Now, one thing I didn’t mention is the absence of any integrated graphics. While the Intel core i3 7100 comes with Intel HD 630 GPU, you have to buy a separate graphics card for a Ryzen 3 processor if you are building a PC. So, it’s a disadvantage for a person who doesn’t have enough cache but if your sole purpose is gaming, then definitely you have already made your mind to get a dedicated GPU.
AMD Ryzen 5 1400
Ryzen 5 1400 is the starting chip of Ryzen 5 series and costs less than $170. It was launched after the success of Ryzen 7 CPU’s and this one is based on the same architecture with some cores disabled. Similar to the Ryzen 7 processors, it is hyperthreaded, therefore it has advantages over the Ryzen 1200 or 1300X. The 4 cores and 8 threads of this CPU make it identical to an i7 processor but costs half. Though the comparison cannot be done to an i7 because it has much lower single core performance than i7 but it’s still comparable to i7’s in multi-core performance and is a good budget productivity processor.

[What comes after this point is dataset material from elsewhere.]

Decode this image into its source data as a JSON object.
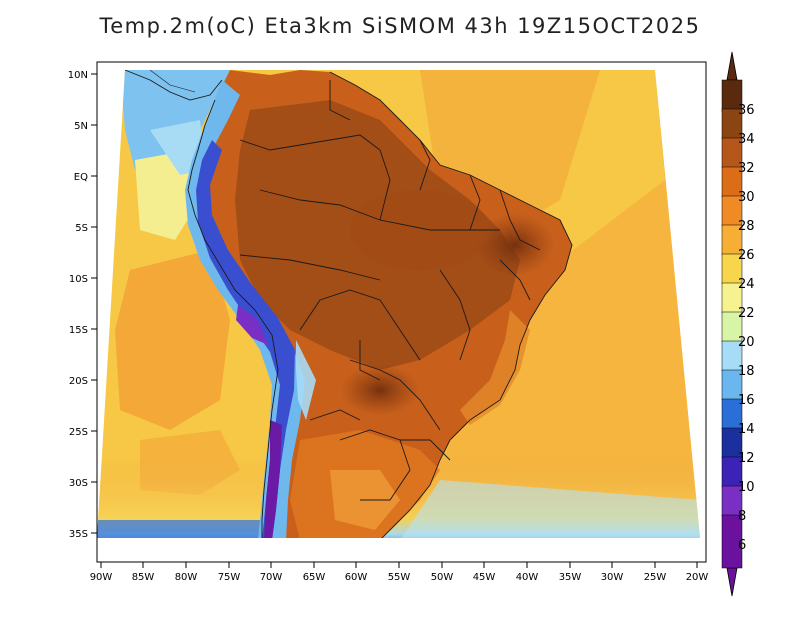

It’s clocked at 3.2Ghz and has a boost clock of 3.5Ghz. Now, here is the important point. The lower clocks make it a little slower in games. If it had good clocks like Ryzen 3 1300X, it would definitely be the best of best but due to lower clocks it’s single core performance does not match high-end Core i5’s. Although, there is always an option to increase the clock to 3.7Ghz or more but to increase it up to 3.9Ghz you need to increase the voltage to around 1.40 V because it needs some heavy power at higher clocks. When I overclocked my Ryzen 7 1700X, my PC froze because of insufficient voltage which I kept at 1.35V but the problem is this: If you are a newbie and don’t want to take risk, then it’s better to keep the clocks at a maximum of 3.7Ghz or there will be a lot of problems and troubleshooting Ryzen is not easy at all. The bios tweaking takes time and hit/trial method.
So, clockwise, you have some disadvantage but because it’s hyperthreaded it eliminates any possible bottlenecks and multitasking much easy. In gaming, you can expect somewhat equivalent performance to Ryzen 3 1300X and not to forget it also comes with a Wraith Stealth cooler.
AMD Ryzen 5 1500X
This one is last on this list and I am hoping that you were expecting one of the i5’s to be on the list. I did not include any of these not even i5 7500 because of some reasons. The first one is that it’s just a quad-core CPU with no hyperthreading with only 6MB of cache. The second disadvantage is the lack of overclocking. The i5 7600K costs above $200 and is the only CPU in i5 series that can be overclocked but i5 7500/7600 can’t be. The third one is the cost. As the cost of Ryzen 5 1500X is almost the same, therefore, it’s better to go with a quad-core hyperthreaded CPU that is even better than the Ryzen 5 1400.
This CPU has almost every spec similar to that of Ryzen 5 1400 but it has double the L3 cache memory. So the total cache memory in it is 2+16= 18MB while that of Ryzen 5 1400 is 2+8= 10MB. This difference will be clear when you compare both of them in gaming and applications when you overclock them to the same clock. Out of the box, Ryzen 5 1500X is clocked at 3.5Ghz with a boost clock of 3.7Ghz which is much higher than that of Ryzen 1400. So, without overclocking it will definitely provide a better experience and better performance. As it’s also an unlocked processor you can overclock it up to 4.0Ghz easily and it also comes with a different CPU cooler i.e., the Wraith Spire. Although, both the heatsinks are stock ones and there isn’t any major difference.
As far as cost goes, it provides the same value as a 1400 but overall a better CPU to buy under $200.